Today’s audiences may have heard the term “gaslighting” before (particularly in this fractious political season of unrepentant Trumpian falsehoods), and may rest assured that this is from where the phrase is derived. When Gregory nearly drove his young wife Paula to insanity by isolating her and manipulating her environment, he perpetrated an unforgettable trauma in the memory of film and culture. Indeed, he was going beyond the call of his contemporaries to police thought, and taking it one step further by performing what may be film’s first psychological inception (sorry, Chris Nolan).
One wonders if anyone at MGM had seen or read the story their production company purchased. If they had, and possessed any sense of irony, perhaps they would have reconsidered their demand to destroy all copies as well as the negative of Dickinson’s film. In true Orwellian fashion, MGM attempted to control the present by eliminating the past: down the memory hole with the 1940 movie. May no one ever compare the two films, nor even remember the original! MGM wanted to treat the moviegoing public like Paula, restricting its access to the world, lying to its face, and forcing it to doubt its own powers of recollection. Later, MGM would again attempt to manipulate the public’s perception of its environment by suing Jack Benny for parodying Gaslight on a 1959 episode of his TV program.
Fortunately, MGM eventually dropped the suit. They also failed to strike the original film from existence. MGM did not turn out to be a very powerful authoritarian in this case. But what does their repressive behavior say about their confidence in Cukor’s creation? They should have placed their faith in the artists they worked with, and given the final product’s superb acting, Oscar-winning set dressing, and claustrophobic use of light and sound, they’d have been vindicated for doing so.

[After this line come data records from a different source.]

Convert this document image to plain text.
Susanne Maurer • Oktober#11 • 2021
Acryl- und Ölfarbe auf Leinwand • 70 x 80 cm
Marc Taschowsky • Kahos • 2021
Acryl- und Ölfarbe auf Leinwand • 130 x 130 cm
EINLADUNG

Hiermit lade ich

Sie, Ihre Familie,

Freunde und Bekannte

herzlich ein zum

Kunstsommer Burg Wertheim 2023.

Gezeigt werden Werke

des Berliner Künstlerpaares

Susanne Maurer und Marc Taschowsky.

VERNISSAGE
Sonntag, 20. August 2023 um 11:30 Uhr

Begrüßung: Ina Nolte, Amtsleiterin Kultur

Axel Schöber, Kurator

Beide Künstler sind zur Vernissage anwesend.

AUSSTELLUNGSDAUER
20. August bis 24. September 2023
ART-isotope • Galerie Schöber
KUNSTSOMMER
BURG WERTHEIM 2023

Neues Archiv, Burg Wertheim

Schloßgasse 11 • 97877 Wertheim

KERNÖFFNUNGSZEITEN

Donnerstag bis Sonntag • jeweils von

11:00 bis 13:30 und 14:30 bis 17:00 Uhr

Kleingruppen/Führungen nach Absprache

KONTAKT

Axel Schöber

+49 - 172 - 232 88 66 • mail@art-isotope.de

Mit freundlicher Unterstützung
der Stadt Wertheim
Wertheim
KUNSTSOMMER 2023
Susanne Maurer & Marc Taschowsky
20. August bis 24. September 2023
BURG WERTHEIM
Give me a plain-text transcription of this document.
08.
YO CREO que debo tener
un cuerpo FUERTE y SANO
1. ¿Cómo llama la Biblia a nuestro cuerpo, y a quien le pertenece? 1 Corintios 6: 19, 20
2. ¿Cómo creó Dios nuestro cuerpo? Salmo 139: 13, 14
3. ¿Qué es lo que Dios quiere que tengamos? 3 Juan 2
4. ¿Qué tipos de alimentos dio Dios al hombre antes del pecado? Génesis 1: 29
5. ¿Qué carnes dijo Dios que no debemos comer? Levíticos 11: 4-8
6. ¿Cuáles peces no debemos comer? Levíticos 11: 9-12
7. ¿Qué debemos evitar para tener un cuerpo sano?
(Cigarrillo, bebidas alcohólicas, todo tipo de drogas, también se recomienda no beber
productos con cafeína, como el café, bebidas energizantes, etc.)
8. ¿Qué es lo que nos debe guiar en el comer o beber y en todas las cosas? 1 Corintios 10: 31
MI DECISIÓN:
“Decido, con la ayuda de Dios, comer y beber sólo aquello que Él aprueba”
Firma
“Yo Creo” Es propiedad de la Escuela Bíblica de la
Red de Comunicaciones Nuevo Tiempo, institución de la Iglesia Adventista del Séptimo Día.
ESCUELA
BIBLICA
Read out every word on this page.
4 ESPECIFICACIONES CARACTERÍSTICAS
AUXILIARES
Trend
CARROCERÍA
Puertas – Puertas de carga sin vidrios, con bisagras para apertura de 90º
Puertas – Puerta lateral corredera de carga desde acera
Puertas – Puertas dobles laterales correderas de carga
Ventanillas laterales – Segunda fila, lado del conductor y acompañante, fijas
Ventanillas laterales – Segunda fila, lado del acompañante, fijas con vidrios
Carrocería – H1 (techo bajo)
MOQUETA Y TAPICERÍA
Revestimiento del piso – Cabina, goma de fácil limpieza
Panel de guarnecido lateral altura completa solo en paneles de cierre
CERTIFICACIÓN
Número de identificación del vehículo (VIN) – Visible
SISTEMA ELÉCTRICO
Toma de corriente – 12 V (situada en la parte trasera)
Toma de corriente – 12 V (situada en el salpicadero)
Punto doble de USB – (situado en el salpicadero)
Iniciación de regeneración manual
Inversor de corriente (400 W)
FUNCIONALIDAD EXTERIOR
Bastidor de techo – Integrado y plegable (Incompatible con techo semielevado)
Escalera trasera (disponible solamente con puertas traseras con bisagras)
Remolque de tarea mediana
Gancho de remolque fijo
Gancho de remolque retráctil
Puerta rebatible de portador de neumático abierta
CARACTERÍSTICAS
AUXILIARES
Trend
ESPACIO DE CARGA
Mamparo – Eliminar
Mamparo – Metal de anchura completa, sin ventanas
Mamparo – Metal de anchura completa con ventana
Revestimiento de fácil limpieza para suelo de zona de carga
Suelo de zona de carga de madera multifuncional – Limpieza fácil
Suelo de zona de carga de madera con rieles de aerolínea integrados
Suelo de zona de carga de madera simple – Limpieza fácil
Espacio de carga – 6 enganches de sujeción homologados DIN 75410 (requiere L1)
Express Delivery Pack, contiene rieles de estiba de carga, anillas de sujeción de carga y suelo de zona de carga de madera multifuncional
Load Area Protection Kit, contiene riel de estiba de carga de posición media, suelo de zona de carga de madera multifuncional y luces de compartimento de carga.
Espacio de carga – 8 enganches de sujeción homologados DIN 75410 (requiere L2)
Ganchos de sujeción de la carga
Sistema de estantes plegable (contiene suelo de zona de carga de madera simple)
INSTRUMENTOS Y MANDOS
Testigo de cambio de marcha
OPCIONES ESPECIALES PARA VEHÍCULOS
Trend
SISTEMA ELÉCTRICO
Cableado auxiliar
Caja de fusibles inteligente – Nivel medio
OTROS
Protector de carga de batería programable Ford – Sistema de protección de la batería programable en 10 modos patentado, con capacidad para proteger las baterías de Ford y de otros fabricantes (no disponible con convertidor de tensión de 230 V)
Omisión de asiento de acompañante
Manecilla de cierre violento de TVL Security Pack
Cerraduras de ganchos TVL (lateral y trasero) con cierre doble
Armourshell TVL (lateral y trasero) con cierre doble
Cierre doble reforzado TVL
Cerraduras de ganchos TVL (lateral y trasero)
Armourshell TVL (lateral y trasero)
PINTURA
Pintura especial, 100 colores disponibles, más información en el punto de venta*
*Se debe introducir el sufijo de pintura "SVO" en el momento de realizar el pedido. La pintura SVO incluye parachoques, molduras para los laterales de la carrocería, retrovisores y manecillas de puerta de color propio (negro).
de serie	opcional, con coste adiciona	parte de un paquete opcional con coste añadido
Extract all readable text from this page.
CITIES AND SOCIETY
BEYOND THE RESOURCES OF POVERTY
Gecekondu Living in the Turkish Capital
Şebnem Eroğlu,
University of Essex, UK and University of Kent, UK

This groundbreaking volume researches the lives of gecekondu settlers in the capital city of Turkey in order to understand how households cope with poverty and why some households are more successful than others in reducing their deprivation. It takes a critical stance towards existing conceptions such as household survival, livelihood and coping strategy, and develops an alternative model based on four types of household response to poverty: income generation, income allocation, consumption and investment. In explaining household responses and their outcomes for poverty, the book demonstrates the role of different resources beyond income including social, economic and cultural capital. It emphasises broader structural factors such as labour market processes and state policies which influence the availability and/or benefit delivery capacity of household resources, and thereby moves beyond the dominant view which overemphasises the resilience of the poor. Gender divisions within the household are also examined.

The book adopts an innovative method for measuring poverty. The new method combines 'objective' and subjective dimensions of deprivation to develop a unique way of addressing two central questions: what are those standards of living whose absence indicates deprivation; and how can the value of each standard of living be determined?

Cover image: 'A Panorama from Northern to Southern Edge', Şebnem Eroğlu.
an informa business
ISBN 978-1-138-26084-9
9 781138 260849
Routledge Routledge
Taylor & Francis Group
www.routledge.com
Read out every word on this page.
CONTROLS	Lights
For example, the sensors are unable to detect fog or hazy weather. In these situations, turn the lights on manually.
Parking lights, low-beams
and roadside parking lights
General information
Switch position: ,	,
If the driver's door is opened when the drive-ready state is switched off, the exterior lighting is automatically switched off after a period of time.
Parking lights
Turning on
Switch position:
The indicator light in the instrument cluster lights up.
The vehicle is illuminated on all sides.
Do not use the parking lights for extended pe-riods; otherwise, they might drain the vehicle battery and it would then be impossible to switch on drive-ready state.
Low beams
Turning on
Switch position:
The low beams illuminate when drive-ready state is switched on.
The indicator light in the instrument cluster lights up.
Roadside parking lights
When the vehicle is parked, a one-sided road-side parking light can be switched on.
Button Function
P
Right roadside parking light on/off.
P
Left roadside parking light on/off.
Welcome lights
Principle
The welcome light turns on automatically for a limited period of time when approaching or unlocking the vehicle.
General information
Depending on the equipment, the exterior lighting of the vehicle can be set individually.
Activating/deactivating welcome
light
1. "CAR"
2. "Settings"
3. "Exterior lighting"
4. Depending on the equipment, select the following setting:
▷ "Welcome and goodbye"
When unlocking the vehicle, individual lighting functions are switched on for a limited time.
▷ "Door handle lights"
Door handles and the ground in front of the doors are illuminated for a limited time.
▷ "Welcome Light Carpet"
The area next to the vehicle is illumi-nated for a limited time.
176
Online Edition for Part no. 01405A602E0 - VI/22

Instead, MGM gave into the fear of shame that all bullies and dictators hold within: They have to persecute someone, before their own perceived faults are exposed.
On the other side of the negotiation, one wonders about the Limey suits who agreed to sell out Dickinson and all the effort it took to create the first film. Why be in the film industry if not for love of film? How did Dickinson react to the terms, and who told him the news? Maybe he took MGM’s worry about their inferiority as a compliment to his craftsmanship. Perhaps he wasn’t too perturbed, knowing that he would create a single secret copy so that the film might live on (and live on it does, in comparative film essays and for occasional broadcast on Turner Classic Movies).
For in the end, what does repression and bullying accomplish? In trying to hold onto power, the persecutor turns his victims into willful champions of the self. When an individual is targeted for genocide, mere survival itself is victory. By making their position one of all-or-nothing eradication, MGM ensured their failure when Dickinson was able to hold onto one hidden copy. They also secured their place as the villain in their own behind-the-scenes production story, practically taking cues from the reprehensible Gregory himself.